Monday, October 1, 2012

In Chapter 11 of "The Crucible", what is ironic about Dimmesdale's incredible success as a minister?

Dimmesdale is a serious sinner and would be pilloried if the townsfolk knew about his sinful trysts with Hester Prynne in the woods.


Hester Prynne is jailed and publicly humiliated for her adultry, but her partner in crime is none other than the Reverend Dimmesdale who she will not implicated in her crime.


His success is ironic because Hester bears his child and is an outcast from the community as a result of her honesty. In many ways, she is a better example of true humility and christianity than the preacher.
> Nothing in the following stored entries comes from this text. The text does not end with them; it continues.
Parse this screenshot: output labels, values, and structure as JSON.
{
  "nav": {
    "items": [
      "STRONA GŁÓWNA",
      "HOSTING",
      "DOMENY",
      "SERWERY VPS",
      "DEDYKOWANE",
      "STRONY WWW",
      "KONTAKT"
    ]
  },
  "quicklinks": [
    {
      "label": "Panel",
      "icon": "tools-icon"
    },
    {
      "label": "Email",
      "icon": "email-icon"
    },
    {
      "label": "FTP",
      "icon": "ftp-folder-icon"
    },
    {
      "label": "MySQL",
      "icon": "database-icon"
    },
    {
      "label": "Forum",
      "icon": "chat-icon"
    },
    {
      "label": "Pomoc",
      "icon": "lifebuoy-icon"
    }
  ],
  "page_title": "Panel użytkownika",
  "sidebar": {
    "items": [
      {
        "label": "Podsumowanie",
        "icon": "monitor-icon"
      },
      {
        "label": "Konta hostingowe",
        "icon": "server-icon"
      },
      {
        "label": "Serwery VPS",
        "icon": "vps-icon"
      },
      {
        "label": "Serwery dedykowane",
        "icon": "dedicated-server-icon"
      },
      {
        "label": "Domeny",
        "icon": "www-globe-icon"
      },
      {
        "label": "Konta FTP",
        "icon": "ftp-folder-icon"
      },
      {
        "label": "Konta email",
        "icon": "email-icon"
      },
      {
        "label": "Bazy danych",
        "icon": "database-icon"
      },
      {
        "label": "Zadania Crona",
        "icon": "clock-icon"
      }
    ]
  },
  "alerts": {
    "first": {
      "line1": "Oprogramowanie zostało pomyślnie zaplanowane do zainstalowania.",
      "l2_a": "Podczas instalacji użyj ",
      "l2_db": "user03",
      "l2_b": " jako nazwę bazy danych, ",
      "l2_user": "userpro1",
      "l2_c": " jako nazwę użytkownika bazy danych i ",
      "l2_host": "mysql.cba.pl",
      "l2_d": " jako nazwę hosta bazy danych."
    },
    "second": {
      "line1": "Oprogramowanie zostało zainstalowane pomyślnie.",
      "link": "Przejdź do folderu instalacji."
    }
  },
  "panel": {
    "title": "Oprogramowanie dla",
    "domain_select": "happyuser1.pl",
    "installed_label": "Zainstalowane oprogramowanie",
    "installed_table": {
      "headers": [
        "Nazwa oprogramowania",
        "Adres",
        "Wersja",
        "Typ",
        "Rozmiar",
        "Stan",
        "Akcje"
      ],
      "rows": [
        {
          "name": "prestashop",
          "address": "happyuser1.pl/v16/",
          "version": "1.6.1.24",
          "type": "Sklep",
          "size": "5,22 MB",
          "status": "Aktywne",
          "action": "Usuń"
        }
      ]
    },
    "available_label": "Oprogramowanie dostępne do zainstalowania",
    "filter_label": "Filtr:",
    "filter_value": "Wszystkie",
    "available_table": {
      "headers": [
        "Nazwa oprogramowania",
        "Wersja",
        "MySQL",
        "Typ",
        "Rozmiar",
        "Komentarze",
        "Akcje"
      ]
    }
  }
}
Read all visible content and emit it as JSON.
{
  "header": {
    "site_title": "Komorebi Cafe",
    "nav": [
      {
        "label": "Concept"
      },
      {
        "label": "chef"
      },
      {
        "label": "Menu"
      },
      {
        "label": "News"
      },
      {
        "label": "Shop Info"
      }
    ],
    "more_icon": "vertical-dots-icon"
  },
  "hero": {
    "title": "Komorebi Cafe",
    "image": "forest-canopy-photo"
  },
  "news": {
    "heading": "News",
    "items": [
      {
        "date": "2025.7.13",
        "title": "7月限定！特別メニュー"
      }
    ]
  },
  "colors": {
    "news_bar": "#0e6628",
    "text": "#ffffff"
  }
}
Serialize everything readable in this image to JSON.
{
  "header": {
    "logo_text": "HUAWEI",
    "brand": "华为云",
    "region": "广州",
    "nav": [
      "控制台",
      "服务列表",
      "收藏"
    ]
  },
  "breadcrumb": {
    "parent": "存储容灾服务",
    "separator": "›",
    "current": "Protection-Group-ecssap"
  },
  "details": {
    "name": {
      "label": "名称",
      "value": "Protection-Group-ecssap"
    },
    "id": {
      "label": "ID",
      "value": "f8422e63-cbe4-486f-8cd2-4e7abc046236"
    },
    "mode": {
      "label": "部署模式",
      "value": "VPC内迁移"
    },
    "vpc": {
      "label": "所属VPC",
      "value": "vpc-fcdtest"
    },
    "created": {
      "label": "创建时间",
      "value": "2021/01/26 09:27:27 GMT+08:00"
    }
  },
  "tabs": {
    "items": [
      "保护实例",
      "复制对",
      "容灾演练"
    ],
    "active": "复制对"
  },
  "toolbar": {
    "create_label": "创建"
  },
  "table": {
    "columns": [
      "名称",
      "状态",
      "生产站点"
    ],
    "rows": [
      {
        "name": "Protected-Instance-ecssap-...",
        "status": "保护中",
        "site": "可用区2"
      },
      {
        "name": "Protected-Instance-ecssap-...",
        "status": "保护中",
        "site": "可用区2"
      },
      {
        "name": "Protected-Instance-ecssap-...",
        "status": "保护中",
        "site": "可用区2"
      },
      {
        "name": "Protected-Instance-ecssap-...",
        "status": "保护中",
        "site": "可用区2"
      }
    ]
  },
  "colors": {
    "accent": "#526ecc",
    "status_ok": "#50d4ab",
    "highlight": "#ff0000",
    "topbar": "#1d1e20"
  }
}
Not improbably, it was to this latter class of ms that Mr. Dimmesdale, by many of his traits of character, naturally belonged. To the high mountain peaks of faith and sanctity he would have climbed, had not the tendency been thwarted by the burden, whatever it might be, of crime or anguish, beneath which it was his doom to totter. It kept him down on a level with the lowest; him, the man of ethereal attributes, whose voice the angels might else have listened to and answered! But this very burden it was that gave him sympathies so intimate with the sinful brotherhood of mankind; so that his heart vibrated in unison with theirs, and received their pain into itself and sent its own throb of pain through a thousand other hearts, in gushes of sad, persuasive eloquence. Oftenest persuasive, but sometimes terrible! The people knew not the power that moved them thus. They deemed the young clergyman a miracle of holiness. They fancied him the mouth-piece of Heaven's messages of wisdom, and rebuke, and love. In their eyes, the very ground on which he trod was sanctified.